The athletes who defined triumph
Three of the world’s greatest athletes have made headlines this year by not competing.
Naomi Osaka has withdrawn from Roland Garros, citing concerns for her mental health.
Sha’Carri Richardson, who was widely favorite to win Olympic gold for the United States team as a sprinter, was suspended from the 100-meter race after testing positive for marijuana.
Simone Biles withdrew from the Olympic multiple gymnastics competition while on the floor of the Tokyo stadium. In the process, she introduced the concept of ‘the twisties’ – a kind of disorienting vertigo that gymnasts face – to the masses.
All three women were criticized for their decisions, but each was also presented as a new kind of role model. All three attended this year’s Met Gala.
Stopping is generally considered worse than losing in the world of competitive sports. But for some, the conversations sparked by the absence of these women had a bigger impact than any victory.
Of course there is always glory in not leaving. Stephen Curry on Tuesday broke the record for most 3-point goals in the regular season and won numerous accolades, including a crowd chanting “MVP” and Spike Lee, wearing head-to-toe orange, twist on the floor to capture the moment on his phone.
Revisionist rescue missions
It’s easy to forget how different we thought from Britney Spears a year ago.

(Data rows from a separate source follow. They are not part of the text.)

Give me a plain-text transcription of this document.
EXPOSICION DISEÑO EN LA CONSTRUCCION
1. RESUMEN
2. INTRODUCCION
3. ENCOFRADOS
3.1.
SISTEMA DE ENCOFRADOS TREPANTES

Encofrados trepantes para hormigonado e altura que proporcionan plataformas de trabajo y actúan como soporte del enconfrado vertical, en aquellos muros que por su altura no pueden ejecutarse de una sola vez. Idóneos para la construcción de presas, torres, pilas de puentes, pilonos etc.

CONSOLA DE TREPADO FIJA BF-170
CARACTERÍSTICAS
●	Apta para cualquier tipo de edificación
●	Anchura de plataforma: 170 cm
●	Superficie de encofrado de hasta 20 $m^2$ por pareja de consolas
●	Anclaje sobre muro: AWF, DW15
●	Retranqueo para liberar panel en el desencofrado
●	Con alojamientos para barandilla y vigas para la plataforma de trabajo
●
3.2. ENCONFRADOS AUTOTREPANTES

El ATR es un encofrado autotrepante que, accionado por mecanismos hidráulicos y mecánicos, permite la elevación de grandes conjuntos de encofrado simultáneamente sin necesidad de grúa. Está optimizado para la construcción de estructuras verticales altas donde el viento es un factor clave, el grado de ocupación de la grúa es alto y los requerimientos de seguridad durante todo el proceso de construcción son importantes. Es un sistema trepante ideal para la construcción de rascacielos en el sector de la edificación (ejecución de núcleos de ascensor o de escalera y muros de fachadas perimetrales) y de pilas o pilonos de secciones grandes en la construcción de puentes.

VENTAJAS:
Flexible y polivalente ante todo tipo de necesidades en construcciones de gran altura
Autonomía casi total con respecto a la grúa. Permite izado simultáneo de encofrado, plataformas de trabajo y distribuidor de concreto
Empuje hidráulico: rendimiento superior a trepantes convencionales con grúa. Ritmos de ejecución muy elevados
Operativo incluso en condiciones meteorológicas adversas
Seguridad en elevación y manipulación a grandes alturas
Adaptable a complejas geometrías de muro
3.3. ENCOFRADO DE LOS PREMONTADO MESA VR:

There were rumors online of a plot to control her and a movement to “free” her, but few of us understood the realities of what her life in guardianship meant.
The conversation changed dramatically after The Times’ “Framing Britney Spears” and “Controlling Britney Spears”, as well as Erin Lee Carr’s Netflix documentary “Britney vs Spears.”
Within months, people who were unaware or indifferent to Ms Spears’ personal life were enlisted. In the end, the pop star’s personal trajectory and her perception of the audience reversed.
She was not alone. It was a year to revisit, reconsider – and in some cases, try to save – women who were famous or infamous in the past.
Princess Diana, the object of aggressive international media fascination during her lifetime, experienced a posthumous cultural moment with both a Hollywood film and a Broadway show – for better or for worse – that reconsidered her legacy as as princess, icon and human being.
Monica Lewinsky was played with sympathy by Beanie Feldstein in “American Crime Story”. Ms. Lewinsky herself was the producer of the project.
Anita Hill’s press tour for her book on gender violence became an opportunity to reconsider the way it was written following his testimony in 1992 against Clarence Thomas.
And Sinead O’Connor, another ’90s punchline for years, wrote a memoir that prompted a new look.
Of course, many of the wrongs inflicted on our female celebrities have not been explained. But this year was an indication that there might be an appetite for trying to get it right.